Counter KPI examples
Goal: Decrease production time.
Counter KPI: Number of defective products per week/month.
Goal: Online traffic to a web page.
Counter KPI: Conversion rates of the page.
Tip
Set up an alarm: a threshold that fires up red lights in the office once your counter KPI crosses it.
Get into this guide to learn how to create a KPI report.
Leading vs lagging KPIs: what is the difference?
There are significant differences between leading and lagging indicators that make them serve different purposes in the decision-making process.
What is a leading indicator?
We define leading indicators as measures whose current progress helps us make an educated prediction about the success of a goal. They’re called “leading” because they refer to the future.
Leading KPIs have two defining characteristics:
- They have predictive capabilities
- They are directly influenceable
When choosing your leading indicator, think of an activity that, if you do more often, will get you closer to your goal. The secret word here is activity. Leading KPIs tend to be activities because you want to be able to increase or decrease the frequency of the activity at will.
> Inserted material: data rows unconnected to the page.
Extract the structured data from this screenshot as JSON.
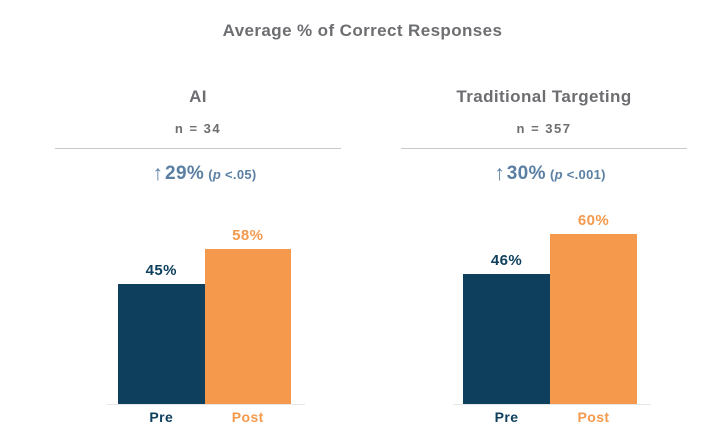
{
  "title": "Average % of Correct Responses",
  "colors": {
    "navy": "#0e405e",
    "orange": "#f5994d",
    "steel": "#5a7fa3",
    "gray": "#6d6e71",
    "divider": "#c8c9cb",
    "baseline": "#e7e7e7"
  },
  "panels": [
    {
      "heading": "AI",
      "n_label": "n = 34",
      "stat": {
        "arrow": "↑",
        "change": "29%",
        "p_open": "(",
        "p_var": "p",
        "p_rest": " <.05)"
      }
    },
    {
      "heading": "Traditional Targeting",
      "n_label": "n = 357",
      "stat": {
        "arrow": "↑",
        "change": "30%",
        "p_open": "(",
        "p_var": "p",
        "p_rest": " <.001)"
      }
    }
  ],
  "chart_data": [
    {
      "type": "bar",
      "group": "AI",
      "categories": [
        "Pre",
        "Post"
      ],
      "values": [
        45,
        58
      ],
      "value_labels": [
        "45%",
        "58%"
      ],
      "bar_colors": [
        "#0e405e",
        "#f5994d"
      ],
      "ylim": [
        0,
        65
      ],
      "grid": false,
      "legend": "none"
    },
    {
      "type": "bar",
      "group": "Traditional Targeting",
      "categories": [
        "Pre",
        "Post"
      ],
      "values": [
        46,
        60
      ],
      "value_labels": [
        "46%",
        "60%"
      ],
      "bar_colors": [
        "#0e405e",
        "#f5994d"
      ],
      "ylim": [
        0,
        65
      ],
      "grid": false,
      "legend": "none"
    }
  ]
}
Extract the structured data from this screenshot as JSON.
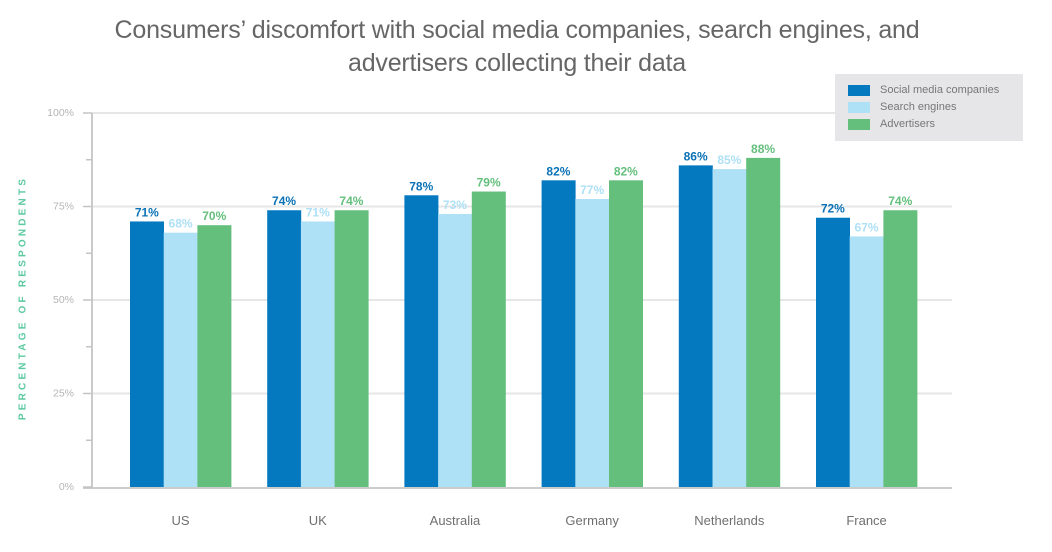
{
  "chart_data": {
    "type": "bar",
    "title": "Consumers’ discomfort with social media companies, search engines, and advertisers collecting their data",
    "title_lines": [
      "Consumers’ discomfort with social media companies, search engines, and",
      "advertisers collecting their data"
    ],
    "xlabel": "",
    "ylabel": "PERCENTAGE OF RESPONDENTS",
    "ylim": [
      0,
      100
    ],
    "yticks": [
      0,
      25,
      50,
      75,
      100
    ],
    "ytick_labels": [
      "0%",
      "25%",
      "50%",
      "75%",
      "100%"
    ],
    "minor_ytick_step": 12.5,
    "grid": true,
    "legend_position": "top-right",
    "categories": [
      "US",
      "UK",
      "Australia",
      "Germany",
      "Netherlands",
      "France"
    ],
    "series": [
      {
        "name": "Social media companies",
        "color": "#0479c0",
        "label_color": "#0b72b5",
        "values": [
          71,
          74,
          78,
          82,
          86,
          72
        ]
      },
      {
        "name": "Search engines",
        "color": "#aee0f6",
        "label_color": "#aee0f6",
        "values": [
          68,
          71,
          73,
          77,
          85,
          67
        ]
      },
      {
        "name": "Advertisers",
        "color": "#64bf7d",
        "label_color": "#64bf7d",
        "values": [
          70,
          74,
          79,
          82,
          88,
          74
        ]
      }
    ],
    "value_suffix": "%"
  }
}
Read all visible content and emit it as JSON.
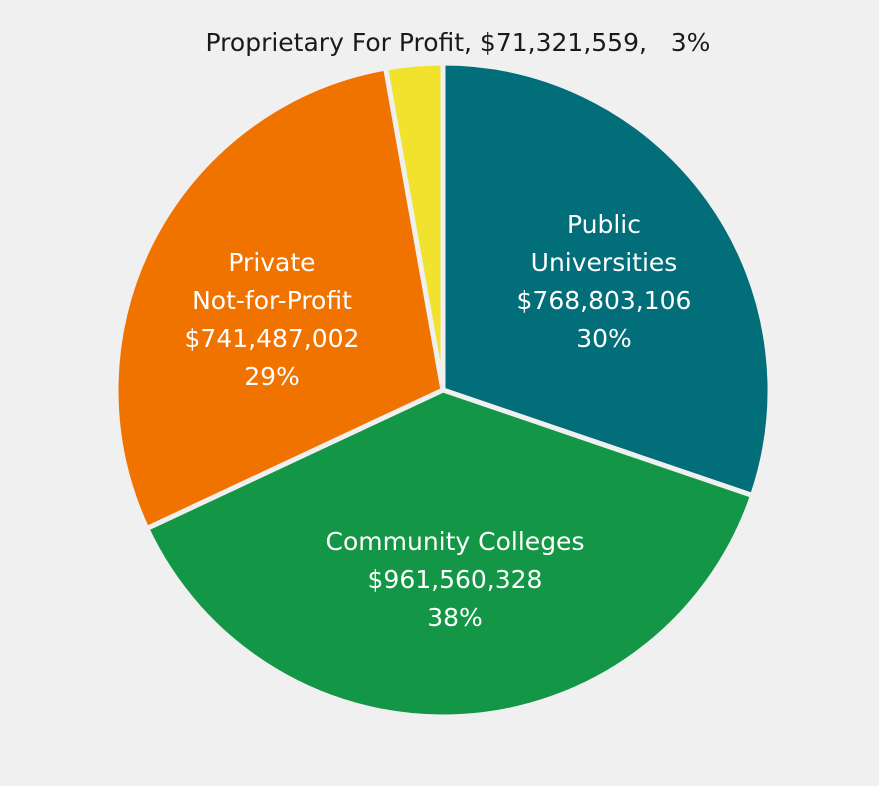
{
  "chart_data": {
    "type": "pie",
    "start_angle_deg": 0,
    "direction": "clockwise",
    "slices": [
      {
        "name_lines": [
          "Public",
          "Universities"
        ],
        "value": 768803106,
        "value_label": "$768,803,106",
        "percent_label": "30%",
        "color": "#016e7a"
      },
      {
        "name_lines": [
          "Community Colleges"
        ],
        "value": 961560328,
        "value_label": "$961,560,328",
        "percent_label": "38%",
        "color": "#139646"
      },
      {
        "name_lines": [
          "Private",
          "Not-for-Profit"
        ],
        "value": 741487002,
        "value_label": "$741,487,002",
        "percent_label": "29%",
        "color": "#f07300"
      },
      {
        "name_lines": [
          "Proprietary For Profit"
        ],
        "value": 71321559,
        "value_label": "$71,321,559",
        "percent_label": "3%",
        "color": "#f0e22d",
        "label_outside_text": "Proprietary For Profit, $71,321,559,   3%"
      }
    ]
  }
}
Try to be specific and highly relevant to how your organization works. There is a catch, though. Leading KPIs can be wildly inaccurate. That’s because they’re usually hard to report or because you’ve chosen to focus on the wrong activity. Tracking KPIs in an efficient and time-saving way is part of the challenge.
Remember, leading indicators are time-bound and action-oriented.
Leading indicators examples
Goal: Decrease work-related accidents.
Leading KPI: Increase weekly equipment checks.
Goal: Increase revenue.
Leading KPI: Increase the number of phone calls per day.
What is a lagging indicator?
We define lagging indicators as measures whose current progress helps us understand previous performance. They’re called “lagging” because they refer to the past.
Lagging KPIs have one defining characteristic:
- They measure results accurately
They are great for understanding what went well in the past because it’s easier (and thus more accurate) to measure past performance. However, they give you no information about the future. Much like the stock market, previous performance doesn’t predict future performance.
The lagging indicators have another great use. They validate your leading indicators. Do the predictions that you made based on the progress of the leading indicators turn out to be correct? Then you have determined great leading KPIs. If not, you need to revisit them.
Start by asking:
- Is our leading KPI hard to track or report?
- Is our leading KPI the right activity to focus on?
Remember, lagging indicators are time-bound and result-oriented.
Lagging indicators examples
Goal: Increase revenue.
Lagging KPI: Monthly closed deals.
Goal: Increase production.
Lagging KPI: Weekly finished products.